His children's disapproval of his efforts is not played with a cavalcade of clichés. Instead, the children are treated as fully formed characters who bear crosses of their own. The final sequence of the film gives the kids their catharsis as they embrace roles that weren't intended for them but which they took up as that was what they were capable of. If only Simmonds' performance matched this clever bout of storytelling at every beat - we would have been looking at an all-time bullet-proof classic.
Another aspect of the movie that takes away from its overall impact is its choice of music. While the primary score is unsettling in all the right ways, the film veers away from its concept from time to time by incorporating a hefty dose of jump scares. The script needs to share the blame for some of these instances. These moments unmistakably stick out simply because the world the movie sets up does not sanction such buffoonery.
What it does sanction are a few instances of actual spoken dialogue and even fewer instances of screaming. These instances can be counted on one hand, and each of them holds a high degree of significance and is expertly shot and scored.
Then again, barring these moments, the film's overall look is quite derivative of many a post-apocalyptic film that came before it. The choice of shots for scenes that do not involve much action toggles between inventive and repetitive. These choices don't make the film bad, but they do induce the sense of running a three-legged race. One of those legs is not like the others.

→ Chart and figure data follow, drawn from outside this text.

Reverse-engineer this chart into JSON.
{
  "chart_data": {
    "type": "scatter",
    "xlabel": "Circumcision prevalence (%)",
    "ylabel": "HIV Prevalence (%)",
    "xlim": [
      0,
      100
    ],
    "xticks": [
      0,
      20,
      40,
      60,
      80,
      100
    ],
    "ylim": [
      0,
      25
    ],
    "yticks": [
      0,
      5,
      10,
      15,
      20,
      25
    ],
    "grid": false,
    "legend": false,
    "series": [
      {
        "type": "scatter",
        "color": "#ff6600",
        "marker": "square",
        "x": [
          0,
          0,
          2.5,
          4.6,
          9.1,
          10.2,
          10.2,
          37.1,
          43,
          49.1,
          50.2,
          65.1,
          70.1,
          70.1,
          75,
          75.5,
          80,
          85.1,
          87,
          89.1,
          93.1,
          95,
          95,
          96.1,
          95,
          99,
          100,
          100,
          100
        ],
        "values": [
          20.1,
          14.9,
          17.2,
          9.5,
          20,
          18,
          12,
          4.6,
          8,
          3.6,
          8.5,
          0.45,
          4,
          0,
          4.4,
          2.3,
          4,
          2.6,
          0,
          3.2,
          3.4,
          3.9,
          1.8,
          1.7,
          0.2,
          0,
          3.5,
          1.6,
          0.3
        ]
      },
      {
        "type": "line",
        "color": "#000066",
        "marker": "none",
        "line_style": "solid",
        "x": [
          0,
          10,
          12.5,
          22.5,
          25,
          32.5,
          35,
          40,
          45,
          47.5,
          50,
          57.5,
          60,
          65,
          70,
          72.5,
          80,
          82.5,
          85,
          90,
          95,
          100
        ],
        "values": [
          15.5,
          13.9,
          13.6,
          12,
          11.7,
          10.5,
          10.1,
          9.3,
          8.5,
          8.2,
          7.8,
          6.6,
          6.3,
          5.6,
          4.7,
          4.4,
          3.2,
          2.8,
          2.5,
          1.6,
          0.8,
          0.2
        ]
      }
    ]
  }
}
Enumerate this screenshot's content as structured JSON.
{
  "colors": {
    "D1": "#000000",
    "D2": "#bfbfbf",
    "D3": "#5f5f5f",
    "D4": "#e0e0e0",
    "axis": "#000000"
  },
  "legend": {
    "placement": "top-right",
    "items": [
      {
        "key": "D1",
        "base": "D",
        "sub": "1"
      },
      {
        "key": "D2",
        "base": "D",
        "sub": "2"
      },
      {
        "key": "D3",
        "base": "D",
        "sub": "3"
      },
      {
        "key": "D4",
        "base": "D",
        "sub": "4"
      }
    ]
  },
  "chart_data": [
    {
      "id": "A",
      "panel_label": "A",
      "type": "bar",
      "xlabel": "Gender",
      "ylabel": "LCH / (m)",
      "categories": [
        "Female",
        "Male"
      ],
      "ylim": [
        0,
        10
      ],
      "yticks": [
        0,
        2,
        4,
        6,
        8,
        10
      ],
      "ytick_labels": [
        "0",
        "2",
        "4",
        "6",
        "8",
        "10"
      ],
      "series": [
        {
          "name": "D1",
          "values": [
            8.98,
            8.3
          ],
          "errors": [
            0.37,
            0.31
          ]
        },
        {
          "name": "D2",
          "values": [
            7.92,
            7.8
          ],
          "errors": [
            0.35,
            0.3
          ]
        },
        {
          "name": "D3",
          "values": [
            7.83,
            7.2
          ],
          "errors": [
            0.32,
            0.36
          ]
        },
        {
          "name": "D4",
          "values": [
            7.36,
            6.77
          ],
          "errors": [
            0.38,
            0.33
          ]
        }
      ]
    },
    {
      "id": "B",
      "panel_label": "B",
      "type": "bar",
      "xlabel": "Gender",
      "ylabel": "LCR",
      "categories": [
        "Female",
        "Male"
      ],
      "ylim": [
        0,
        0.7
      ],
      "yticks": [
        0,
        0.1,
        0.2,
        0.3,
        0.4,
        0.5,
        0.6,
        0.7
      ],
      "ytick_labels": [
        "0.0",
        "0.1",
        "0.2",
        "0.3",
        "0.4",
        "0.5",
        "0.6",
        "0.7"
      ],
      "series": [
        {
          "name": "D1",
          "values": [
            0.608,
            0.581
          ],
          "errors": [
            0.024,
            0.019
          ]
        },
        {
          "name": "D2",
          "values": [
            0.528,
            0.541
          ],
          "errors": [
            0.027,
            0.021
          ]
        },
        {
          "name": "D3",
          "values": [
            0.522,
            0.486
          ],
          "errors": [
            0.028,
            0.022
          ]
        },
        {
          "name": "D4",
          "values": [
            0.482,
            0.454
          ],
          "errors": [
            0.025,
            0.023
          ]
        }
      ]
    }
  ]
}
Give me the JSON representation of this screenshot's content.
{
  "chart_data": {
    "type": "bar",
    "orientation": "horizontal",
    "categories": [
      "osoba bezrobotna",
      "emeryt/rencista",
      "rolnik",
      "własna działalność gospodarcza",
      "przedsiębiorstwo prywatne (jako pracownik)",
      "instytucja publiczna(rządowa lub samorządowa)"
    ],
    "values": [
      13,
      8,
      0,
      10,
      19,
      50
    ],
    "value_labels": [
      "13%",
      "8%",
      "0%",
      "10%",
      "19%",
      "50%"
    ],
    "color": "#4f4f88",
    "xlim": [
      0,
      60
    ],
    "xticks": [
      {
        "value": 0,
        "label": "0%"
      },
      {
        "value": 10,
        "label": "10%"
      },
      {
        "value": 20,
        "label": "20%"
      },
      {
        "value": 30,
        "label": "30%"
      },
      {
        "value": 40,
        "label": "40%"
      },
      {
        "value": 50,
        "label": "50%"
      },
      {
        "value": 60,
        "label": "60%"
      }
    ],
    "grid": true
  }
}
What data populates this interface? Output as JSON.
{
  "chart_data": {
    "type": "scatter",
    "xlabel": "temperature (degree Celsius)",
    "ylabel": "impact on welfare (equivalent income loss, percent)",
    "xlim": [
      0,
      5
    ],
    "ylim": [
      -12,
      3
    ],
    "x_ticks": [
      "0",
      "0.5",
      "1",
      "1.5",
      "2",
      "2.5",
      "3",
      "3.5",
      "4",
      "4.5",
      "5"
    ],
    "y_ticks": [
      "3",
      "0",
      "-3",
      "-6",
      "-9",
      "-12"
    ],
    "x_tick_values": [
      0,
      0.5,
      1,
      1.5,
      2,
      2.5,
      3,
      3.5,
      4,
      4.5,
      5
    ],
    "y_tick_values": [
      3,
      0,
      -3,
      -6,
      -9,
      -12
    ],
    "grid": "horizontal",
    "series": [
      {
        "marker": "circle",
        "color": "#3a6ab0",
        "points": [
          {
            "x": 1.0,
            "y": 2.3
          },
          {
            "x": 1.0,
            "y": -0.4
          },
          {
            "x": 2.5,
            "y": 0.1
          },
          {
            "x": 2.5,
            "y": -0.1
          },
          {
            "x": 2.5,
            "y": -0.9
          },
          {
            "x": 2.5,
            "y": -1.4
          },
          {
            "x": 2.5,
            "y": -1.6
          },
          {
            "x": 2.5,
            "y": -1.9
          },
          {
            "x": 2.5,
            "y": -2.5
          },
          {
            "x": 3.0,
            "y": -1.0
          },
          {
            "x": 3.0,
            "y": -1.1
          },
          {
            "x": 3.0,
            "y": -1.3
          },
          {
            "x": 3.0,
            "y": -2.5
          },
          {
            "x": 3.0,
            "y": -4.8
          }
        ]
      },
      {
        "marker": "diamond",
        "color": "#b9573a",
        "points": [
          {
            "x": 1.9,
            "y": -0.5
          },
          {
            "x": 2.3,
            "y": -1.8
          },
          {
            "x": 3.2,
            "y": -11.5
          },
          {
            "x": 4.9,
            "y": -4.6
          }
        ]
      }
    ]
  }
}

Even though one of the legs can't keep up, the film masks this deficiency with clever storytelling and sheer ambition. Unlike a few entries into a certain multi-picture horror franchise, A Quiet Place is horror filmmaking made for a mass audience at its finest. Its storytelling is both simple and complex, and like with a kaleidoscope, looking at it from multiple angles might bring about a new appreciation for it every single time.